They little knew
the man. He went from victory to victory, less because he was the
greatest general of his day than because he, and all his army with
him, believed himself charged by the Almighty with the defence of
his country and of his faith. The Emperor had attacked both, the
first by attempting to extend his dominion to the Baltic; but
Pommerania and the Baltic provinces were regarded by the Swedish
ruler as the outworks of his kingdom; and Sweden was Protestant.
Hence he drew the sword. "Our brethren in the faith are sighing for
deliverance from spiritual and bodily thraldom," he said to his
people. "Please God, they shall not sigh long." That was his
warrant.

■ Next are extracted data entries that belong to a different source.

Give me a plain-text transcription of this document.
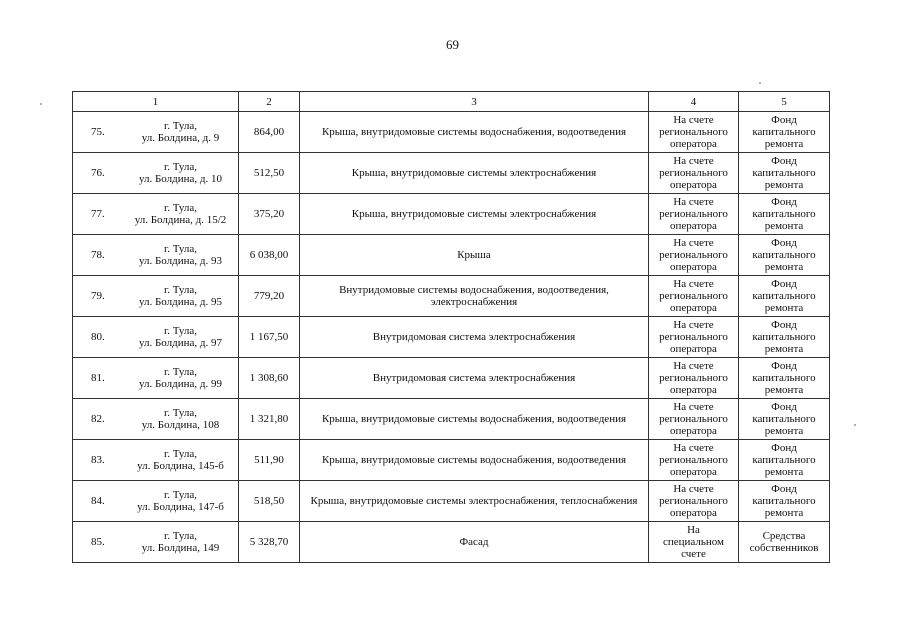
69
1	2	3	4	5

75. г. Тула,
ул. Болдина, д. 9	864,00	Крыша, внутридомовые системы водоснабжения, водоотведения	На счете
регионального
оператора	Фонд
капитального
ремонта

76. г. Тула,
ул. Болдина, д. 10	512,50	Крыша, внутридомовые системы электроснабжения	На счете
регионального
оператора	Фонд
капитального
ремонта

77. г. Тула,
ул. Болдина, д. 15/2	375,20	Крыша, внутридомовые системы электроснабжения	На счете
регионального
оператора	Фонд
капитального
ремонта

78. г. Тула,
ул. Болдина, д. 93	6 038,00	Крыша	На счете
регионального
оператора	Фонд
капитального
ремонта

79. г. Тула,
ул. Болдина, д. 95	779,20	Внутридомовые системы водоснабжения, водоотведения, электроснабжения	На счете
регионального
оператора	Фонд
капитального
ремонта

80. г. Тула,
ул. Болдина, д. 97	1 167,50	Внутридомовая система электроснабжения	На счете
регионального
оператора	Фонд
капитального
ремонта

81. г. Тула,
ул. Болдина, д. 99	1 308,60	Внутридомовая система электроснабжения	На счете
регионального
оператора	Фонд
капитального
ремонта

82. г. Тула,
ул. Болдина, 108	1 321,80	Крыша, внутридомовые системы водоснабжения, водоотведения	На счете
регионального
оператора	Фонд
капитального
ремонта

83. г. Тула,
ул. Болдина, 145-б	511,90	Крыша, внутридомовые системы водоснабжения, водоотведения	На счете
регионального
оператора	Фонд
капитального
ремонта

84. г. Тула,
ул. Болдина, 147-б	518,50	Крыша, внутридомовые системы электроснабжения, теплоснабжения	На счете
регионального
оператора	Фонд
капитального
ремонта

85. г. Тула,
ул. Болдина, 149	5 328,70	Фасад	На
специальном
счете	Средства
собственников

Axel Oxenstjerna, his friend and right hand who lived to
finish his work, said of him, "He felt himself impelled by a mighty
spirit which he was unable to resist." As warrior, king, and man, he
was head and shoulders above his time. Gustav Adolf saved religious
liberty to the world. He paid the price with his life, but he would
have asked no better fate. A soldier of God, he met a soldier's
death on the field of battle, in the hour of victory.
A man of destiny he was to his people as to himself. Long years
before his birth, upon the appearance of the comet of 1577, Tycho
Brahe, the astronomer, who was deep in the occultism of his day, had
predicted that a prince would appear in Finland who would do great
things in Germany and deliver the Protestant peoples from the
oppression of the popes, and the prophecy was applied to Gustav
Adolf by his subjects all through his life.